The economic twilight zone is indeed a strange place.


6 responses so far ↓

  • 1 Nirvan // Jul 29, 2009 at 9:40 pm

    Sure we will come out of this only to find Oil at 200 dollars a barrel (again). The population ponzi is catching upto us. What I am seeing is a series of events that will keep hitting full recovery , right from resource constraints, climate to pandemics.

  • 2 Greg Atkinson // Jul 29, 2009 at 9:55 pm

    Hi Nirvan, I guess what worries me the most is the rapid increase in population and the threat of a really nasty virus spreading across the globe. We can work around a lack of oil but as history has shown us, even a flu can wipe out millions of people.

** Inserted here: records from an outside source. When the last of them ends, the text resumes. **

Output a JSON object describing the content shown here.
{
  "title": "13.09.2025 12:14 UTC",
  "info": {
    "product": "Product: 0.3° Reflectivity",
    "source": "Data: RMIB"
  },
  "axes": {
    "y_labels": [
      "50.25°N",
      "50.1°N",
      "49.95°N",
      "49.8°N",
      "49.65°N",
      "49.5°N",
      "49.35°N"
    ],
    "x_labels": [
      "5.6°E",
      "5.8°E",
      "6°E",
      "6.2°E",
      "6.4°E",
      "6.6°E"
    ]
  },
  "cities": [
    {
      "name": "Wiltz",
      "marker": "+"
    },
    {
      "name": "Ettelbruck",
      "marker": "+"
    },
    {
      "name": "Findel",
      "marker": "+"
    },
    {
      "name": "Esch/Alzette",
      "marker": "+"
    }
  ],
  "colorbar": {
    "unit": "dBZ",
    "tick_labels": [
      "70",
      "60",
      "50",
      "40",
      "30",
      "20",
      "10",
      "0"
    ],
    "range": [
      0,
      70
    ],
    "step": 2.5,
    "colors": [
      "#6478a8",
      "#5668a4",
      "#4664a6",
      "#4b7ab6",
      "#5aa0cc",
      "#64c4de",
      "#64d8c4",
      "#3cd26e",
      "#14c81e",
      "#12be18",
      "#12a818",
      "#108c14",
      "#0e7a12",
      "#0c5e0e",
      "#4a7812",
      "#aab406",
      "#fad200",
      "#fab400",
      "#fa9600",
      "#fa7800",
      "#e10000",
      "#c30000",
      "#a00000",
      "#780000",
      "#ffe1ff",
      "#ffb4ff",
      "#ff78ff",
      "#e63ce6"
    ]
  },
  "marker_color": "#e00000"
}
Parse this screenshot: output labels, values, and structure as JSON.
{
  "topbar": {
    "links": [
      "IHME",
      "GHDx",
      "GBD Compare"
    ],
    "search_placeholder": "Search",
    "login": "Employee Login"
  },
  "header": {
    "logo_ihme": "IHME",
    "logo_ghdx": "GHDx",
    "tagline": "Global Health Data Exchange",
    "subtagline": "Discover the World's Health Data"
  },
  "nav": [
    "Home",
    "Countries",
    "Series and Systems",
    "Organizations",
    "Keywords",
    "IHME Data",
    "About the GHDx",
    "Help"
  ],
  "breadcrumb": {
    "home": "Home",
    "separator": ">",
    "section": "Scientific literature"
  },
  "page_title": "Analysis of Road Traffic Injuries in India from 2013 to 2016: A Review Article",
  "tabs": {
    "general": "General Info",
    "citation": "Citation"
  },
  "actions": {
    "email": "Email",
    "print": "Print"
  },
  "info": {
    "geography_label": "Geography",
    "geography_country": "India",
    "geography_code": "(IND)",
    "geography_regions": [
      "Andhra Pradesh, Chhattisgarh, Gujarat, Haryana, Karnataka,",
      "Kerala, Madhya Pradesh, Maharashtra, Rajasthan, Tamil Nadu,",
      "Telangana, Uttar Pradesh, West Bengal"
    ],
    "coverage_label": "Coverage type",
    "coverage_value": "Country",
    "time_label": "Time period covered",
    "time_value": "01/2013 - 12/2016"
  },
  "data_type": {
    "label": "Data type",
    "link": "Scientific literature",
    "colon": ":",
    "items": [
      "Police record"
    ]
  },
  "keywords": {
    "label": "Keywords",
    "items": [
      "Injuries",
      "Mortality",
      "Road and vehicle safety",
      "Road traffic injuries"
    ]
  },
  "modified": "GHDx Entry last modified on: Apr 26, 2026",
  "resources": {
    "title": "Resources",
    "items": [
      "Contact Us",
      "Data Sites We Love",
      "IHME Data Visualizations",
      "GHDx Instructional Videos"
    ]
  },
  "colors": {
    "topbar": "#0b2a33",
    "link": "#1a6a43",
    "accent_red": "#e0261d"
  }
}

It seems to me with all the focus on global warming that we might not be focusing on the real threats to our existence.

  • 3 Cynical Cyril // Aug 5, 2009 at 9:54 am

    If you look at things with a cold heart you could suggest that a pandemic killing millions of people would be healthy for the planet. The Earth is overpopulated – there is not refuting this claim. Economics needs growth to function as we know it… but the Rule of 72 tells us that the growth levels we aim for are not sustainable given the finite resources the Earth can provide us with. We are going to run out of oil, water, farmable land and the oceans will be cleaned out and poisoned if we continue down the current path. Forget climate change for a minute and focus on overpopulation and the ill’s of human impact on our environment. The earth will see that humans become extinct as it will evolve into an environment in which humans cannot survive. We cannot live in synergy with our local environment, we must destroy it. All other animals live within the confines of what the local environment supplies and manage their populations accordingly. We seem to have missed that part of sensible inhabitation of an ecosystem…. Humans decided to follow the virus philosophy of destroying the host 🙁

  • 4 Greg Atkinson // Aug 5, 2009 at 1:05 pm

    Cyril I think there are bigger threats to humanity than global warming and overpopulation as you mention is certainly one of them as I wrote in: Are climate change and global warming dangerous distractions?

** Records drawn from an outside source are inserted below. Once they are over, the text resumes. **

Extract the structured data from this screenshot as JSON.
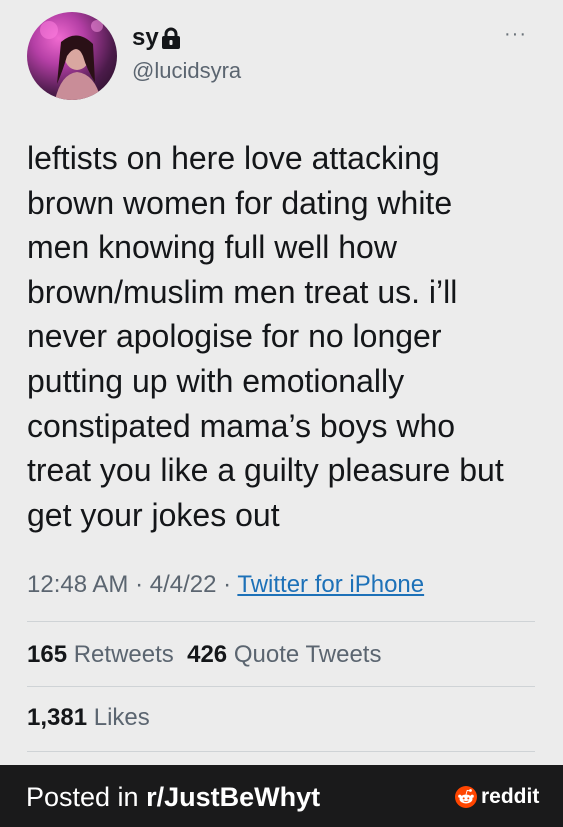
{
  "tweet": {
    "author": {
      "display_name": "sy",
      "handle": "@lucidsyra",
      "locked": true,
      "avatar_icon": "profile-photo"
    },
    "more_label": "···",
    "text": "leftists on here love attacking\nbrown women for dating white\nmen knowing full well how\nbrown/muslim men treat us. i’ll\nnever apologise for no longer\nputting up with emotionally\nconstipated mama’s boys who\ntreat you like a guilty pleasure but\nget your jokes out",
    "time": "12:48 AM",
    "date": "4/4/22",
    "separator": " · ",
    "source": "Twitter for iPhone",
    "stats": {
      "retweets_count": "165",
      "retweets_label": "Retweets",
      "quotes_count": "426",
      "quotes_label": "Quote Tweets",
      "likes_count": "1,381",
      "likes_label": "Likes"
    }
  },
  "footer": {
    "posted_prefix": "Posted in ",
    "subreddit": "r/JustBeWhyt",
    "brand": "reddit",
    "brand_icon": "reddit-alien-icon"
  },
  "colors": {
    "background": "#ececec",
    "link": "#1d71b8",
    "secondary_text": "#5b6570",
    "footer_bg": "#1a1a1b",
    "reddit_orange": "#ff4500"
  }
}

    If the planet warms up people can move, but there is no escaping from a shortage of resources. It seems to me that we are focused on the wrong threat.

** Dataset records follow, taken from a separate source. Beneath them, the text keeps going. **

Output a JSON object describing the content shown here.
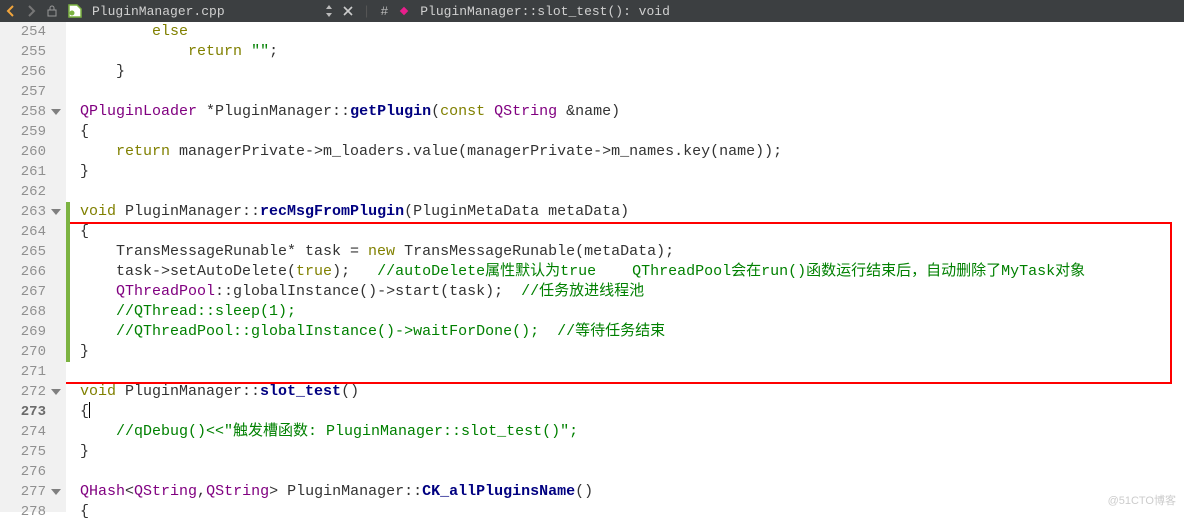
{
  "toolbar": {
    "filename": "PluginManager.cpp",
    "hash": "#",
    "breadcrumb": "PluginManager::slot_test(): void"
  },
  "gutter": {
    "start": 254,
    "end": 278,
    "bold": 273,
    "folds": [
      258,
      263,
      272,
      277
    ]
  },
  "changebars": [
    {
      "from": 263,
      "to": 270
    }
  ],
  "highlight_box": {
    "from": 263,
    "to": 270
  },
  "code": {
    "254": [
      [
        "",
        "        "
      ],
      [
        "kw",
        "else"
      ]
    ],
    "255": [
      [
        "",
        "            "
      ],
      [
        "kw",
        "return"
      ],
      [
        "",
        " "
      ],
      [
        "str",
        "\"\""
      ],
      [
        "",
        ";"
      ]
    ],
    "256": [
      [
        "",
        "    }"
      ]
    ],
    "257": [
      [
        "",
        ""
      ]
    ],
    "258": [
      [
        "type",
        "QPluginLoader"
      ],
      [
        "",
        " *PluginManager::"
      ],
      [
        "fn",
        "getPlugin"
      ],
      [
        "",
        "("
      ],
      [
        "kw",
        "const"
      ],
      [
        "",
        " "
      ],
      [
        "type",
        "QString"
      ],
      [
        "",
        " &name)"
      ]
    ],
    "259": [
      [
        "",
        "{"
      ]
    ],
    "260": [
      [
        "",
        "    "
      ],
      [
        "kw",
        "return"
      ],
      [
        "",
        " managerPrivate->m_loaders.value(managerPrivate->m_names.key(name));"
      ]
    ],
    "261": [
      [
        "",
        "}"
      ]
    ],
    "262": [
      [
        "",
        ""
      ]
    ],
    "263": [
      [
        "kw",
        "void"
      ],
      [
        "",
        " PluginManager::"
      ],
      [
        "fn",
        "recMsgFromPlugin"
      ],
      [
        "",
        "(PluginMetaData metaData)"
      ]
    ],
    "264": [
      [
        "",
        "{"
      ]
    ],
    "265": [
      [
        "",
        "    TransMessageRunable* task = "
      ],
      [
        "kw",
        "new"
      ],
      [
        "",
        " TransMessageRunable(metaData);"
      ]
    ],
    "266": [
      [
        "",
        "    task->setAutoDelete("
      ],
      [
        "kw",
        "true"
      ],
      [
        "",
        ");   "
      ],
      [
        "cmt",
        "//autoDelete属性默认为true    QThreadPool会在run()函数运行结束后，自动删除了MyTask对象"
      ]
    ],
    "267": [
      [
        "",
        "    "
      ],
      [
        "type",
        "QThreadPool"
      ],
      [
        "",
        "::globalInstance()->start(task);  "
      ],
      [
        "cmt",
        "//任务放进线程池"
      ]
    ],
    "268": [
      [
        "",
        "    "
      ],
      [
        "cmt",
        "//QThread::sleep(1);"
      ]
    ],
    "269": [
      [
        "",
        "    "
      ],
      [
        "cmt",
        "//QThreadPool::globalInstance()->waitForDone();  //等待任务结束"
      ]
    ],
    "270": [
      [
        "",
        "}"
      ]
    ],
    "271": [
      [
        "",
        ""
      ]
    ],
    "272": [
      [
        "kw",
        "void"
      ],
      [
        "",
        " PluginManager::"
      ],
      [
        "fn",
        "slot_test"
      ],
      [
        "",
        "()"
      ]
    ],
    "273": [
      [
        "",
        "{"
      ],
      [
        "cursor",
        ""
      ]
    ],
    "274": [
      [
        "",
        "    "
      ],
      [
        "cmt",
        "//qDebug()<<\"触发槽函数: PluginManager::slot_test()\";"
      ]
    ],
    "275": [
      [
        "",
        "}"
      ]
    ],
    "276": [
      [
        "",
        ""
      ]
    ],
    "277": [
      [
        "type",
        "QHash"
      ],
      [
        "",
        "<"
      ],
      [
        "type",
        "QString"
      ],
      [
        "",
        ","
      ],
      [
        "type",
        "QString"
      ],
      [
        "",
        "> PluginManager::"
      ],
      [
        "fn",
        "CK_allPluginsName"
      ],
      [
        "",
        "()"
      ]
    ],
    "278": [
      [
        "",
        "{"
      ]
    ]
  },
  "watermark": "@51CTO博客"
}
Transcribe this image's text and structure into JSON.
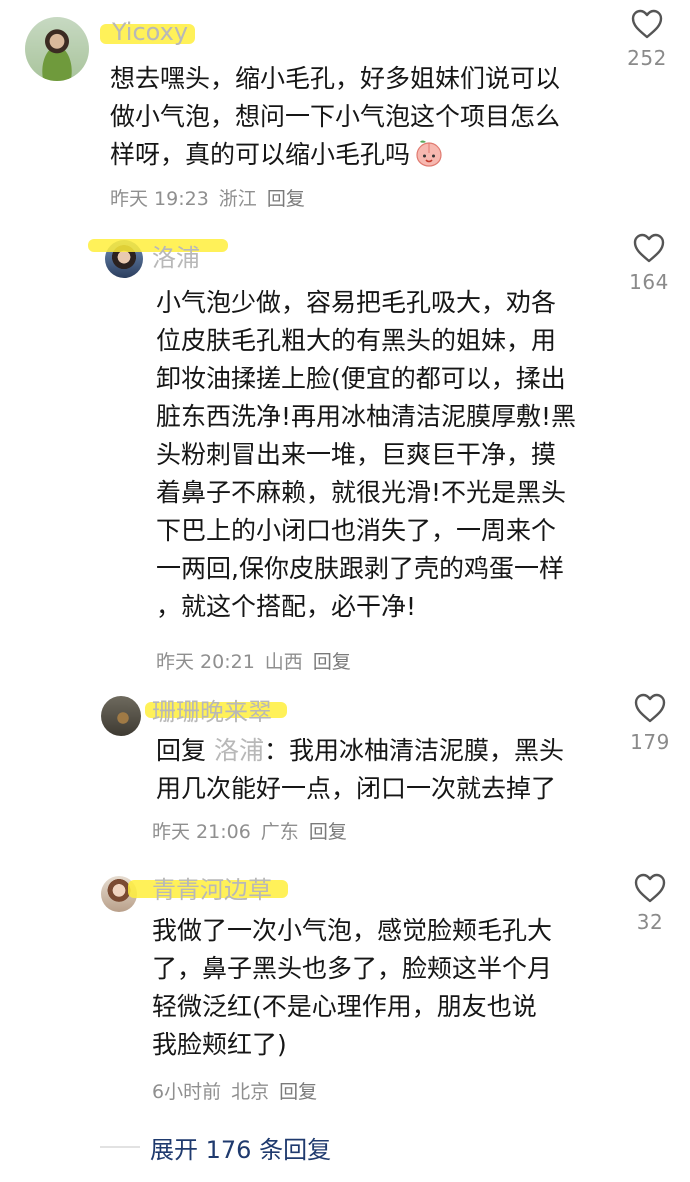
{
  "comments": [
    {
      "author": "Yicoxy",
      "lines": [
        "想去嘿头，缩小毛孔，好多姐妹们说可以",
        "做小气泡，想问一下小气泡这个项目怎么",
        "样呀，真的可以缩小毛孔吗"
      ],
      "emoji": "peach-face-icon",
      "time": "昨天 19:23",
      "location": "浙江",
      "reply_label": "回复",
      "likes": "252"
    },
    {
      "author": "洛浦",
      "lines": [
        "小气泡少做，容易把毛孔吸大，劝各",
        "位皮肤毛孔粗大的有黑头的姐妹，用",
        "卸妆油揉搓上脸(便宜的都可以，揉出",
        "脏东西洗净!再用冰柚清洁泥膜厚敷!黑",
        "头粉刺冒出来一堆，巨爽巨干净，摸",
        "着鼻子不麻赖，就很光滑!不光是黑头",
        "下巴上的小闭口也消失了，一周来个",
        "一两回,保你皮肤跟剥了壳的鸡蛋一样",
        "，就这个搭配，必干净!"
      ],
      "time": "昨天 20:21",
      "location": "山西",
      "reply_label": "回复",
      "likes": "164"
    },
    {
      "author": "珊珊晚来翠",
      "reply_prefix": "回复",
      "reply_target": "洛浦",
      "lines": [
        "：我用冰柚清洁泥膜，黑头",
        "用几次能好一点，闭口一次就去掉了"
      ],
      "time": "昨天 21:06",
      "location": "广东",
      "reply_label": "回复",
      "likes": "179"
    },
    {
      "author": "青青河边草",
      "lines": [
        "我做了一次小气泡，感觉脸颊毛孔大",
        "了，鼻子黑头也多了，脸颊这半个月",
        "轻微泛红(不是心理作用，朋友也说",
        "我脸颊红了)"
      ],
      "time": "6小时前",
      "location": "北京",
      "reply_label": "回复",
      "likes": "32"
    }
  ],
  "expand_replies": "展开 176 条回复",
  "colors": {
    "highlight": "#ffee3c",
    "link": "#1f3a6e",
    "meta": "#8f8f8f"
  }
}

  • 5 Senator13 // Aug 5, 2009 at 4:13 pm

    I think it is safe to say that there are bigger fish to fry. However I think there needs to be a greater focus on problems in our own back yard first before Rudd goes off trying to solve, and I use that term loosely, every body else’s problems.

  • 6 Greg Atkinson // Oct 31, 2009 at 6:30 am

    U.S GDP data indicates the economy has moved back into growth and stocks rally. Next U.S. stocks plunge because of weak consumer confidence. We are still in the economic twilight zone!